Firstly, he estimates 99.9% of self-diagnosed aspies really are on the spectrum (the .1% who aren't, he claims, are typically claiming to be AS because the condition they really have carries greater stigma). He says at first he felt it was just fine to be self-diagnosed, and gives an example of a self-diagnosed aspie he knows who is doing quite well. But then he noticed in his support groups that despite his 99.9% comment, repeated frequently, self-diagnosed aspies seemed much more likely to think that he doubted they were autistic. And this made him think that most aspies probably need a psychologist's confirmation in order to feel secure in their aspie identity.

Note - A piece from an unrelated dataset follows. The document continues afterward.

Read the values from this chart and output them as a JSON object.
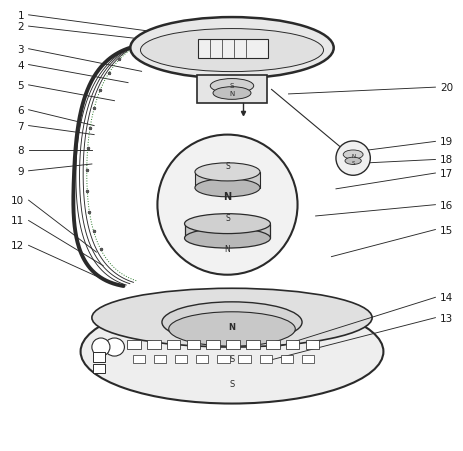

This made me think. I've actually had two separate experiences of self-diagnosis on the autism spectrum. With the first one, the self-identification as autistic, my experiences are a lot like he says - I called myself 'probably autistic' until I was officially diagnosed. And deep down inside, I kept wondering if maybe I was actually stupid and rude, as I'd believed before self-identifying as autistic. It was my diagnosis of PDD NOS that stopped that.
For my second self-diagnosis, of pathological demand avoidance, an official diagnosis is just not possible. The only center that diagnoses PDA is in England and only sees children under 16 years old. When I emailed the author of the original description of PDA, she wouldn't even give me her opinion about whether I had PDA, based on my description of myself. So no official diagnosis. But now I don't really doubt that I'm PDA. And what happened to do that, is that my mother read the description of PDA and told me it sounded just like me. So, in essence, my mother diagnosed me.
I've heard autistics refer to themselves as 'self-diagnosed and peer-confirmed', meaning that they self-diagnosed, then met other autistics who agreed with their self-diagnosis. My self-diagnosis of PDA is a bit different, because my mother's not autistic, but it's the same general idea - a non-professional confirming a self-diagnosis. It seems to me that maybe what's needed, for many people at least, is just someone else agreeing with their self-diagnosis. That other person needs to be seen as knowing enough to make that judgment, and as someone who'd be willing to say straight out if they didn't think you really fell into that category, but they need not have a degree.
I also wonder if this uncertainty about self-diagnosis is itself an effect of how much the category of autism is 'owned' by professionals. Virtually all gay people are basically self-diagnosed, and it's rare to see such uncertainty among gays (granted, homosexuality is also much more easily defined, so that could be it instead).